US President Donald Trump was among the last to arrive, telling reporters "everything is very nice" before entering the summit hotel without taking questions. Brazilian President Luiz Inácio Lula da Silva — invited as a guest alongside the leaders of India, Kenya, South Korea and Syria — was the first through the doors, followed by European Commission President Ursula von der Leyen, European Council President António Costa, British Prime Minister Keir Starmer, Italian Prime Minister Giorgia Meloni and Japanese Prime Minister Sanae Takaichi.

The summit's convivial opening was undercut within hours by a fresh tariff threat from Trump aimed squarely at the host nation.
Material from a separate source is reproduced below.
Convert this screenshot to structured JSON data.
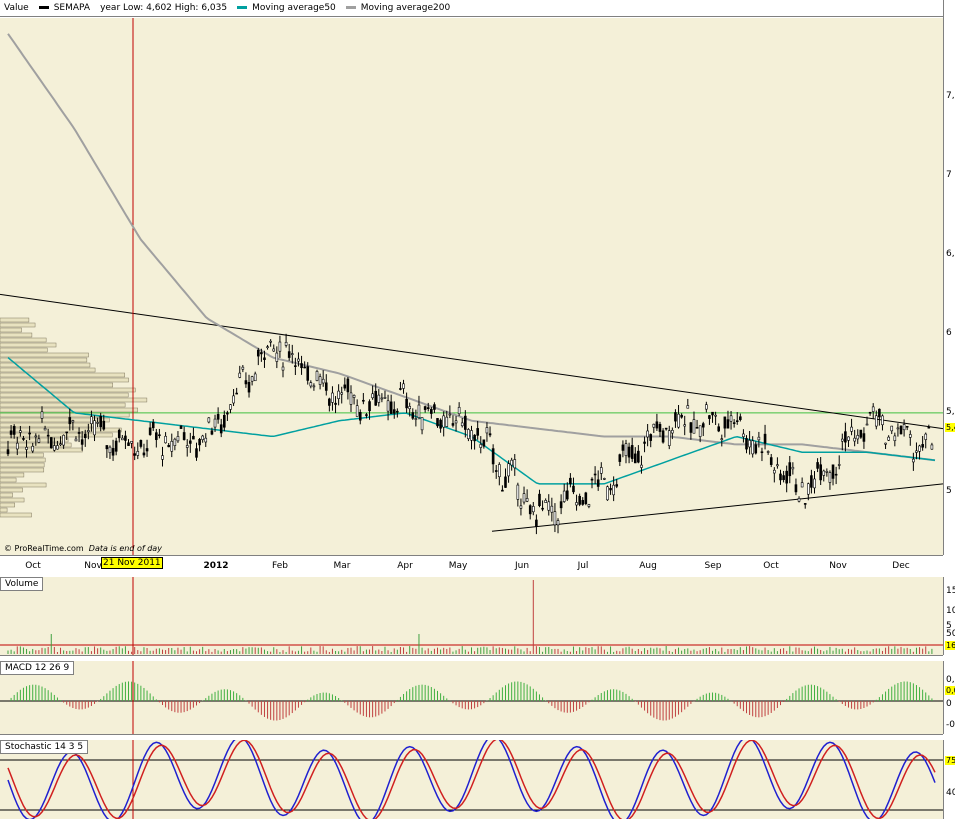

The president said he had warned French President Emmanuel Macron to scrap France's 3% digital services tax on large technology firms or face steep retaliation. "I asked him not to charge American companies, and if they do, I have no choice but to charge a 100% tariff on all champagnes and all wines coming out of France," Trump told the New York Post.

France introduced its digital levy in 2019, applying a 3% charge on revenue earned within the country by the largest technology companies — a group dominated by US firms including Alphabet, Amazon, Apple and Meta. Washington has long argued the tax unfairly singles out American businesses. French wine and spirits already face a 15% EU-wide US tariff, and exports to the United States fell nearly 16% in value last year to about €1.9 billion.

On Iran, the leaders arrived with a US-Iran agreement in hand but not yet signed. Trump has authorised an end to the US naval blockade of Iranian ports, with a formal signing expected Friday in Switzerland that would reopen the Strait of Hormuz. Von der Leyen struck a more cautious note, saying the European Union would lift its own sanctions on Tehran only after "real change on the ground."

The war in Ukraine pressed in from outside the summit perimeter. Ukrainian President Volodymyr Zelenskyy, who had offered to meet Vladimir Putin and was rebuffed, demanded "a response from the G7 countries" after overnight Russian strikes on Kyiv killed civilians and set fire to an 11th-century cathedral. He pressed the leaders for tougher sanctions and additional air-defence support.

Von der Leyen used the gathering to call for "unity and coordination among the G7" against what she described as Chinese trade distortions, noting that 2025 was the first year on record in which all 27 EU member states ran a trade deficit with China. Artificial intelligence — its economic promise and its risks to children online — is slated for a working session later in the summit.

Évian, a spa town of about 9,000 best known for its bottled water, last hosted a G8 summit in 2003. Swiss and French authorities have deployed thousands of police across the frontier region, closing most of the road crossings between the two countries, while tens of thousands of anti-G7 demonstrators massed across the lake in Geneva.